What is an Espresso?

January 10, 2017 | Insta Barista

Worldwide, over 500 billion cups of coffee are enjoyed every year and the fastest growing segment of which espresso coffees 14 billion cups consumed annually.

It all starts with a beautiful plant...
A blend of bean

Many hold the misconception that espresso is a dark, bitter flavoured roast of coffee. In fact, espresso is not a roast at all. Espresso is a blend of bean. The most basic rule of espresso blending is that espresso must have subdued acidity, be heavy bodied, and be sweet enough to balance the bitter and acidic flavours in the blend.

There are two varieties of plants, Arabica and Robusta.

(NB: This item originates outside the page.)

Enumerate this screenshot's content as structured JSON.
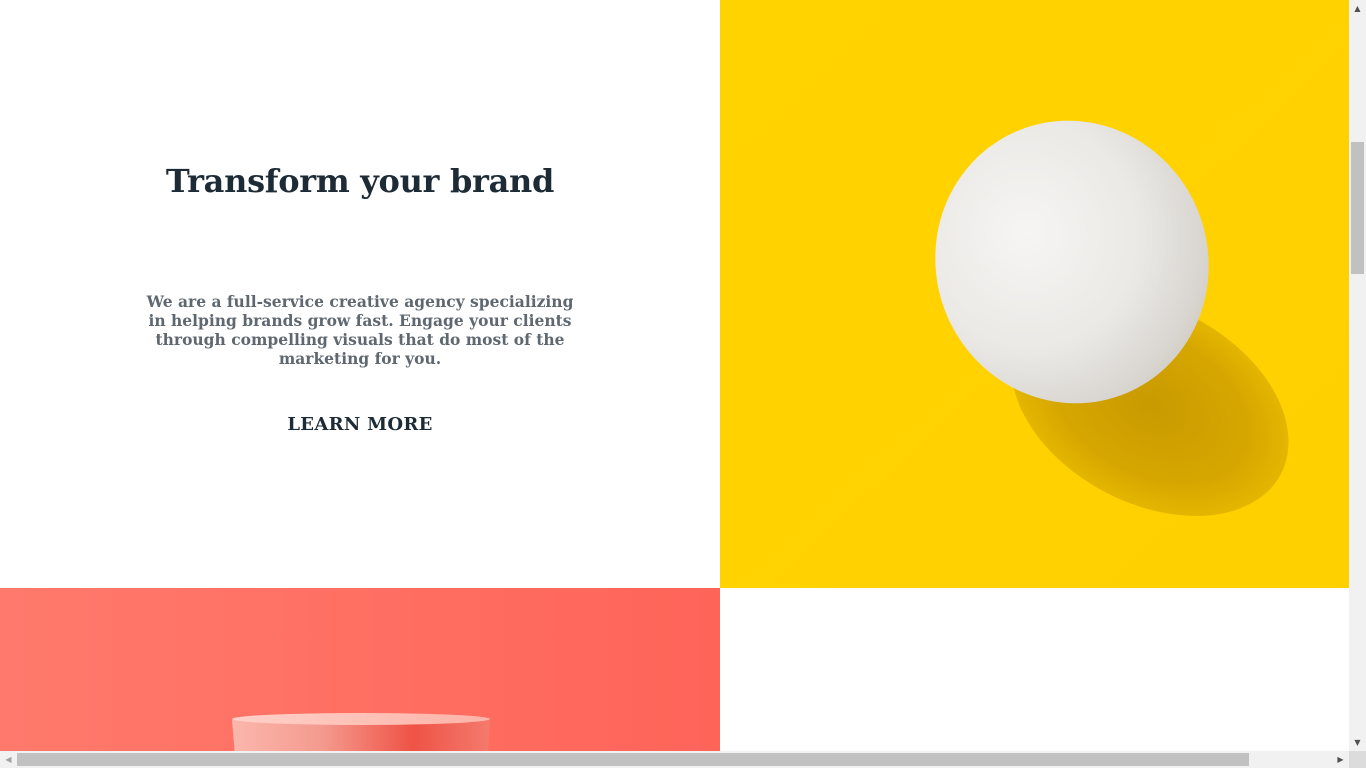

Arabica originated in Ethiopia, is typically grown in higher altitudes and accounts for 75-80% of the world’s production.

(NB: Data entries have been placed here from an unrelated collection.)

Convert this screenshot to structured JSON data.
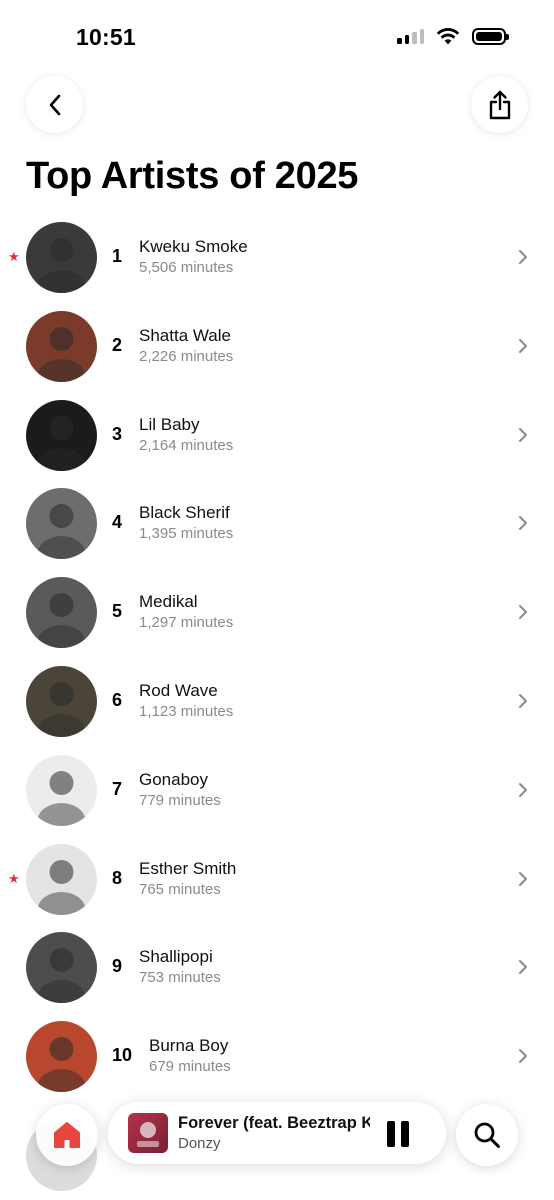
{
  "status_bar": {
    "time": "10:51"
  },
  "page": {
    "title": "Top Artists of 2025"
  },
  "artists": [
    {
      "rank": "1",
      "name": "Kweku Smoke",
      "minutes": "5,506 minutes",
      "starred": true,
      "avatar_color": "#3a3a3a"
    },
    {
      "rank": "2",
      "name": "Shatta Wale",
      "minutes": "2,226 minutes",
      "starred": false,
      "avatar_color": "#7a3b2a"
    },
    {
      "rank": "3",
      "name": "Lil Baby",
      "minutes": "2,164 minutes",
      "starred": false,
      "avatar_color": "#1b1b1b"
    },
    {
      "rank": "4",
      "name": "Black Sherif",
      "minutes": "1,395 minutes",
      "starred": false,
      "avatar_color": "#6d6d6d"
    },
    {
      "rank": "5",
      "name": "Medikal",
      "minutes": "1,297 minutes",
      "starred": false,
      "avatar_color": "#5a5a5a"
    },
    {
      "rank": "6",
      "name": "Rod Wave",
      "minutes": "1,123 minutes",
      "starred": false,
      "avatar_color": "#4a4538"
    },
    {
      "rank": "7",
      "name": "Gonaboy",
      "minutes": "779 minutes",
      "starred": false,
      "avatar_color": "#ececec"
    },
    {
      "rank": "8",
      "name": "Esther Smith",
      "minutes": "765 minutes",
      "starred": true,
      "avatar_color": "#e4e4e4"
    },
    {
      "rank": "9",
      "name": "Shallipopi",
      "minutes": "753 minutes",
      "starred": false,
      "avatar_color": "#4d4d4d"
    },
    {
      "rank": "10",
      "name": "Burna Boy",
      "minutes": "679 minutes",
      "starred": false,
      "avatar_color": "#b8472e"
    }
  ],
  "player": {
    "title": "Forever (feat. Beeztrap KOTM)",
    "artist": "Donzy"
  },
  "colors": {
    "star": "#e0313b",
    "home_accent": "#e8453c",
    "secondary_text": "#8a8a8e"
  },
  "icons": {
    "back": "chevron-left-icon",
    "share": "share-icon",
    "home": "home-icon",
    "search": "search-icon",
    "pause": "pause-icon",
    "row_chevron": "chevron-right-icon"
  }
}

Robusta, on the other hand, is a lowland coffee species that originated in West Africa. It features greater pest resistance and a generally heartier plant, which results in higher overall yields — but its high caffeine content gives it an intensely bitter and inferior taste. Some very carefully grown and processed Robusta can be found in premium espresso blends as they can improve the "crema" and body.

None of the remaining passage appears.